The cracker, fed by 2.4mn t/yr of propane and butane, can produce 1mn t/yr of ethylene and 500,000 t/yr of propylene. Wanhua started construction work in 2017.

The cracker's petrochemical derivative facilities include a 350,000 t/yr HDPE unit, 450,000 t/yr LLDPE plant, 300,000/650,000 t/yr PO/SM plant, 150,000 t/yr EO unit, two 320,000 t/yr EDC plants, 300,000 t/yr PP unit and an 80,000 t/yr BD plant.

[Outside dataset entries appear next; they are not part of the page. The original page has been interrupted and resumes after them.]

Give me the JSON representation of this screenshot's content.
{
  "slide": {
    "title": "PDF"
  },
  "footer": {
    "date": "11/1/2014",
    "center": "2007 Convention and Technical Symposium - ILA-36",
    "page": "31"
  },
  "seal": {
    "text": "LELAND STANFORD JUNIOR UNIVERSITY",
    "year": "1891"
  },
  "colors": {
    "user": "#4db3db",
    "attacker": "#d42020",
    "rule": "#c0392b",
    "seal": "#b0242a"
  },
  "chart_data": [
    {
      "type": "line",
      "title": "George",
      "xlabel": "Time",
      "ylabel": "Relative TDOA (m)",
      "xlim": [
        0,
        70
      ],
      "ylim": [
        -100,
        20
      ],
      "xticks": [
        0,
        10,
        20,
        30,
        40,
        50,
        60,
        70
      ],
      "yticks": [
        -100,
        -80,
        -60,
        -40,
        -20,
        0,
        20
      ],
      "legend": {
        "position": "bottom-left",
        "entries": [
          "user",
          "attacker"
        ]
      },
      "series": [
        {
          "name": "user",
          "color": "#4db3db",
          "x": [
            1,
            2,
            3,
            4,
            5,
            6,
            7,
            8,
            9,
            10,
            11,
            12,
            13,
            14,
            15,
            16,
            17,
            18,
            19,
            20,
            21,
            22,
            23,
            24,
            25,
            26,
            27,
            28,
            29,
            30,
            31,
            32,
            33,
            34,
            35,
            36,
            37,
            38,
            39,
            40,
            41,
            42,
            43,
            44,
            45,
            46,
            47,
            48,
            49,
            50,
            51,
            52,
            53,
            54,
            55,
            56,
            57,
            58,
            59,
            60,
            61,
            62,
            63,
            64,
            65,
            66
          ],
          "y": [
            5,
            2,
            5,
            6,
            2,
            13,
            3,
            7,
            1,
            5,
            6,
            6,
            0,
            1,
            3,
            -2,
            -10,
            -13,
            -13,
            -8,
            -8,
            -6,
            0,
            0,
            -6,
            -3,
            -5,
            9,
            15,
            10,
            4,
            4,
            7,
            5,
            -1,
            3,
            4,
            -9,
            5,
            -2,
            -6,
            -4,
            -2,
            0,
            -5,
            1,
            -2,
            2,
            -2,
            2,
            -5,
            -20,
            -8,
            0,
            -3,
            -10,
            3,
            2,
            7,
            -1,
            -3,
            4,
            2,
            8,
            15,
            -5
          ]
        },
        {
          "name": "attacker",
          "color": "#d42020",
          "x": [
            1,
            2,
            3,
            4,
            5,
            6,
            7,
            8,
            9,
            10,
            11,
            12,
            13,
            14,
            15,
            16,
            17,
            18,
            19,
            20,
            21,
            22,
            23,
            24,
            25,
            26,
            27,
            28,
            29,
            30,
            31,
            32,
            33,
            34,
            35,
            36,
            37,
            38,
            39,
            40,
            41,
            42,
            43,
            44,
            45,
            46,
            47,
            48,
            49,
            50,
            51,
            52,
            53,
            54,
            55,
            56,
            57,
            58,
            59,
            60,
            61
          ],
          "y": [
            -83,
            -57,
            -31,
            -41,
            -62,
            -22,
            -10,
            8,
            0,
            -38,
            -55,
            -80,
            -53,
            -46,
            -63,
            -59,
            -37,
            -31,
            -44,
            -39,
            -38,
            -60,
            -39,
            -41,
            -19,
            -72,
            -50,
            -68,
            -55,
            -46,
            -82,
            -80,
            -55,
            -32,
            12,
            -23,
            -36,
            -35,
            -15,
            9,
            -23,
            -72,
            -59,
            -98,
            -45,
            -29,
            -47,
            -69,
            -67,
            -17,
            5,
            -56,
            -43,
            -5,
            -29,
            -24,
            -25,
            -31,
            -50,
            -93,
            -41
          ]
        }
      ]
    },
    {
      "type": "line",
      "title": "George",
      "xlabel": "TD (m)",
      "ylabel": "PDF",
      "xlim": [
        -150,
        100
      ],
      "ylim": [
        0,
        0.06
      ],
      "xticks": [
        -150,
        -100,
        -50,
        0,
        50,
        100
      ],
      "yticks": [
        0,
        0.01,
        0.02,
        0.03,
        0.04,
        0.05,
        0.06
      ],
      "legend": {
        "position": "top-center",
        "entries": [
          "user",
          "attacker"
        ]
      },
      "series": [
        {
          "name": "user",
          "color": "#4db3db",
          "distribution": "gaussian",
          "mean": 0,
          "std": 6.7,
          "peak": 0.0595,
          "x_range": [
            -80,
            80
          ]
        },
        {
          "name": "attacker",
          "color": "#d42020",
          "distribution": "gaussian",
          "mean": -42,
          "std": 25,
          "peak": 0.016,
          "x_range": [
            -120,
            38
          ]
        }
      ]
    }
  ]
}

Wanhua Chemical owns China's single-largest capacity propane dehydrogenation (PDH) plant at Yantai in Shandong province. The PDH unit has 750,000 t/yr of propylene capacity and fully integrated derivatives units. Wanhua is also the world's largest methylene diphenyl diisocyanate (MDI) manufacturer.

Ethylene and propylene are feedstocks for producing polyethylene (PE) and polypropylene (PP).

According to MRC's DataScope report, PE imports to Russia dropped in January-June 2020 by 7% year on year to 328,000 tonnes. High density polyethylene (HDPE) accounted for the main decrease in imports. At the same time, PP imports into Russia rose in the first six months of 2020 by 21% year on year to 105,300 tonnes. Propylene homopolymer (homopolymer PP) accounted for the main increase in imports.